SULTAN GÜMÜŞ - ÖZEL HABER

Dünyada olduğu kadar ülkemizde de teknoloji bağımlılığı oldukça ciddi seviyelerde. Bu durumu kontrol altına almak için neler yapmalı? Çocuklar nasıl yönlendirilmeli? Özellikle çocukları tehdit eden alışkanlıkların başında gelen teknoloji bağımlılığı dünyada ve Türkiye’de her geçen gün artıyor. Yeşilay’ın teknoloji bağımlılığını ilk sıraya alması bu durumun ciddiyetini gözler önüne serer nitelikte.

Facebook, Instagram ve son dönemde ortaya çıkan Youtuber’ler özellikle de henüz karakteri oturmamış çocuklar başta olmak üzere birçok insan açısından tehlike oluşturuyor. Televizyonda yayınlanan yarışma programlarında kullanılan çocuklarsa medyanın en büyük silahı durumunda.

Aileleri tarafından yönlendirilen çocuklar yine aileleri tarafından açılan Instagram hesaplarıyla ne yaptıklarından habersiz, geleceklerini etkileyen paylaşımlar yaparak her anlamda reklam oluyorlar.

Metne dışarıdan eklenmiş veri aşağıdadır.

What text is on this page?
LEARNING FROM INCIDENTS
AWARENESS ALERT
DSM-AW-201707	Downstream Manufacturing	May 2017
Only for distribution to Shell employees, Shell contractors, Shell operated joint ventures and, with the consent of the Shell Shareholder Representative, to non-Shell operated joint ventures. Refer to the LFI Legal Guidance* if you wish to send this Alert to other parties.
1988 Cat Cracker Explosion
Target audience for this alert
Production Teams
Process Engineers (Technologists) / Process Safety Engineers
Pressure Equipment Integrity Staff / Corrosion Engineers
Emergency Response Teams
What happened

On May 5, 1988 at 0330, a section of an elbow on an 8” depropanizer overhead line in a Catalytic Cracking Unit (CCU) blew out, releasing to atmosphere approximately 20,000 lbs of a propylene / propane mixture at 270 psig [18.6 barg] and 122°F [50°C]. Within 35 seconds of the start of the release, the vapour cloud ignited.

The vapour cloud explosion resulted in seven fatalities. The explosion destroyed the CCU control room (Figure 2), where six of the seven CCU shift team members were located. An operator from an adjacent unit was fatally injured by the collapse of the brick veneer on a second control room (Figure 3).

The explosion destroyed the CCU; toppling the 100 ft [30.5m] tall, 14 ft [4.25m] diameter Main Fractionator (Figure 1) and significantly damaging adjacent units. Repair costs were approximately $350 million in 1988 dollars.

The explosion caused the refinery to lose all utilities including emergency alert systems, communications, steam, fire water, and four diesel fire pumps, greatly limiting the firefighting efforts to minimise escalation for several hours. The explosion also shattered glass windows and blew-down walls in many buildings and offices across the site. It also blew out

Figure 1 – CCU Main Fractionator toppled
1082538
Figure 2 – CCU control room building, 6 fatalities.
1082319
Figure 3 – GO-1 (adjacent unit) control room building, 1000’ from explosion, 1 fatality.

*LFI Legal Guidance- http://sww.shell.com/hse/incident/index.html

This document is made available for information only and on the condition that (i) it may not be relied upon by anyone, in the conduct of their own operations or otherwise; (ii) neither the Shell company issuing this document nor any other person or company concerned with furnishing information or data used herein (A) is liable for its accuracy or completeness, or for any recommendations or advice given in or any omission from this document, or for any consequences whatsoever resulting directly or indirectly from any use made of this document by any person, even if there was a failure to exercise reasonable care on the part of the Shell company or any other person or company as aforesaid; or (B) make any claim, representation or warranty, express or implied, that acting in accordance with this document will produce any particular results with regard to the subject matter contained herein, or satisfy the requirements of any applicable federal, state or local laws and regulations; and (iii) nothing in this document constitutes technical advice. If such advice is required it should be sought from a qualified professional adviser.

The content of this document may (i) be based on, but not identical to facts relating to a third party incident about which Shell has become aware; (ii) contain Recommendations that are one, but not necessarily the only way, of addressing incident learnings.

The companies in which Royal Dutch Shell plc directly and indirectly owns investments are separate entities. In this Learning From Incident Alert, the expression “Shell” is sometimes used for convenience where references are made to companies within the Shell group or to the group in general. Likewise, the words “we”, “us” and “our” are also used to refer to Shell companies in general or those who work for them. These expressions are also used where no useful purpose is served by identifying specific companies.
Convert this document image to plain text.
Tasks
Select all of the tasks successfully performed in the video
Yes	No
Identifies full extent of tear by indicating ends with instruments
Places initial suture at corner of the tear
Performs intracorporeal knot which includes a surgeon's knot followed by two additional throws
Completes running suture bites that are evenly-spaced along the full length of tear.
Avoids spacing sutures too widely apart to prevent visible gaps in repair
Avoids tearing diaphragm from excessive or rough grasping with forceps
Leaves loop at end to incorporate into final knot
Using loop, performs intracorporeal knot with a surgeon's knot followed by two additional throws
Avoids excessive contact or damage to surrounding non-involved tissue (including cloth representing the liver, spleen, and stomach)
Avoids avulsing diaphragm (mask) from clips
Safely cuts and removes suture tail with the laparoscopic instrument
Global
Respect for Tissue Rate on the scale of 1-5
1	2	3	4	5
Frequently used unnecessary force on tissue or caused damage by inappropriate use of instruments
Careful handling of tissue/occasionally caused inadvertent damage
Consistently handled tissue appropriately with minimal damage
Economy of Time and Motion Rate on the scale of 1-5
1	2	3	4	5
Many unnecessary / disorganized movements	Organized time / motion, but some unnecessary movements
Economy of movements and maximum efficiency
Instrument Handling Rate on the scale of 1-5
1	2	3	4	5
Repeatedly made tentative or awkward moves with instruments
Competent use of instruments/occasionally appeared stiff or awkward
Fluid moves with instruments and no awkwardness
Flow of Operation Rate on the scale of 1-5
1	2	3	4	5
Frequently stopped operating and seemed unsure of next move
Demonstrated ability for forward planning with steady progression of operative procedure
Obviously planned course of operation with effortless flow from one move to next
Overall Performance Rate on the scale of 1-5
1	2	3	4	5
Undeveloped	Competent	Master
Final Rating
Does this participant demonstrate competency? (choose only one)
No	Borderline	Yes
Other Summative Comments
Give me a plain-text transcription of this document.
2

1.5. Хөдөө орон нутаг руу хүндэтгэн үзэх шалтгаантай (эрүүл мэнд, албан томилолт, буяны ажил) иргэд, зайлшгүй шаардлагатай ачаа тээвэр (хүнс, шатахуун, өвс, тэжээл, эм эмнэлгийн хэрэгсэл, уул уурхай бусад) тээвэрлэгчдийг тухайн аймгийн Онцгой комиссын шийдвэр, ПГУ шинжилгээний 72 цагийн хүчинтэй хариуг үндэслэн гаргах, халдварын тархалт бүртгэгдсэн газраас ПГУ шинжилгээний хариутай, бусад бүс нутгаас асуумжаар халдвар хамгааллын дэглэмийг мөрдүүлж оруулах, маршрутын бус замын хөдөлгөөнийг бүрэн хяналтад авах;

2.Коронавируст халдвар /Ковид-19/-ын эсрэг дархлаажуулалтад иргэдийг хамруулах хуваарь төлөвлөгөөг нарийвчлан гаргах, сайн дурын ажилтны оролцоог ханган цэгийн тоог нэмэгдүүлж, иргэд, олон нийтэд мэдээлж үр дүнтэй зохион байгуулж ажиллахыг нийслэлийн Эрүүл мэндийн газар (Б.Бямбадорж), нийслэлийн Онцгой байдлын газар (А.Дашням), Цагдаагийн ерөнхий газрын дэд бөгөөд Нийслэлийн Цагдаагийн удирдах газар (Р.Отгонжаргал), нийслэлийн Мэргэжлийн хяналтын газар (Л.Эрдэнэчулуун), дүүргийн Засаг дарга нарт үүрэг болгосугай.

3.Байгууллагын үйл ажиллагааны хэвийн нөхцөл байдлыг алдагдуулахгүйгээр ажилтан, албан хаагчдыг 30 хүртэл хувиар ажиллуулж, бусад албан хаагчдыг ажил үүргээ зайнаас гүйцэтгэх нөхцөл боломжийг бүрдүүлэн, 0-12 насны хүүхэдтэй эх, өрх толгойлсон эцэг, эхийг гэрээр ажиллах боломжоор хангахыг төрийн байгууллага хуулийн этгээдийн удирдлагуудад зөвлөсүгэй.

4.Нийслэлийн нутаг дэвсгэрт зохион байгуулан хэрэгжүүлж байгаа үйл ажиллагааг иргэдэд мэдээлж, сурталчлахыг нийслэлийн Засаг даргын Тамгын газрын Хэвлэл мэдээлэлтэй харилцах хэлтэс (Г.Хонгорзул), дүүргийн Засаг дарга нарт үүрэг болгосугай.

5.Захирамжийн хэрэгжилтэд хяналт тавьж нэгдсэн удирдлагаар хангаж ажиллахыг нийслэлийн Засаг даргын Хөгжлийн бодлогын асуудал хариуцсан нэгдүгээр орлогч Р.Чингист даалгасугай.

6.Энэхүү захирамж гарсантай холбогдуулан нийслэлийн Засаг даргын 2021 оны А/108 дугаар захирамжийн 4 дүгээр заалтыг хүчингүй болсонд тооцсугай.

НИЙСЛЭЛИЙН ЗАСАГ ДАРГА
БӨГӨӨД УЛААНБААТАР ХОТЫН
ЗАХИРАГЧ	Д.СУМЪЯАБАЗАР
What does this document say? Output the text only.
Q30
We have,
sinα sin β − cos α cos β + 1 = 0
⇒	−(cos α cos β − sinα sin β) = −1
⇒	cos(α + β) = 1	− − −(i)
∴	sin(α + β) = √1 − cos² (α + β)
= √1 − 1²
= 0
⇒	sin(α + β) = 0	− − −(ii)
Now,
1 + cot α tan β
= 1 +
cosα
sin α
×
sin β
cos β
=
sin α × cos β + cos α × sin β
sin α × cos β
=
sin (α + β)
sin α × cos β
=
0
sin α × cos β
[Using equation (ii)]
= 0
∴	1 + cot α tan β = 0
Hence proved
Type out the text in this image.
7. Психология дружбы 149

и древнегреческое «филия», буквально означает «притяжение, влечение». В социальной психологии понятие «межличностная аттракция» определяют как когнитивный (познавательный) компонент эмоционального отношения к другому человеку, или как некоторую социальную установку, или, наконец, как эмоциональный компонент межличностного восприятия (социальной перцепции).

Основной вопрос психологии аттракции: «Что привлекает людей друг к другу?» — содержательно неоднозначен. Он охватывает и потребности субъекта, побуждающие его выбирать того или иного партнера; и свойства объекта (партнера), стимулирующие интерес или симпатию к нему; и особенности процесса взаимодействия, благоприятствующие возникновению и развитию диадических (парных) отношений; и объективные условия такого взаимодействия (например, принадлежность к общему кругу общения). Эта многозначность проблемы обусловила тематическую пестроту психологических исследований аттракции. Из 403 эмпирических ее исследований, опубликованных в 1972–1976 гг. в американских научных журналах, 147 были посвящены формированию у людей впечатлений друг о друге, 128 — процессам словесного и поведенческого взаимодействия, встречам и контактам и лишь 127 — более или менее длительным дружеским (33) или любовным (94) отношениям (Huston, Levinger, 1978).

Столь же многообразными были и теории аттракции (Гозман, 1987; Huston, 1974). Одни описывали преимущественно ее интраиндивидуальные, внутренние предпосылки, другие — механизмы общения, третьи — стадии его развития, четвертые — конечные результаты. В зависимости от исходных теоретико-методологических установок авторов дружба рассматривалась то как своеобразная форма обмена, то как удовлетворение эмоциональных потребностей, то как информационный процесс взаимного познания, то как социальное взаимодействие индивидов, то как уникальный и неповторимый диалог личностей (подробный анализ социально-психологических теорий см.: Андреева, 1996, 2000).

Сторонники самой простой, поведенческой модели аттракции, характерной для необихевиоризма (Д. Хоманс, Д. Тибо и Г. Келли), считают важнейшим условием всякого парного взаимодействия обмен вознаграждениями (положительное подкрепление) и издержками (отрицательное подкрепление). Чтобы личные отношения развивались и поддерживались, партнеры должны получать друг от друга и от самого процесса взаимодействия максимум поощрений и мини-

Gazetemize konuşan ve teknoloji konusuna değinen Ege Üniversitesi Psikolojik Danışmanlık ve Rehberlik mezunu Halil Koca, hayatın her alanında pek çok kolaylığın sağlandığı teknolojik araçların kullanım alanları, kullanım biçimi ve süresine dikkat edilmesi gerektiğini, yanlış ve sınırsız kullanımın sonuçlarının bir hayli korkutucu olabileceğini değerlendirdi. Ayrıca bu konunun üniversiteler başta olmak üzere her yerde ve her alanda araştırılması gerektiğini vurguladı.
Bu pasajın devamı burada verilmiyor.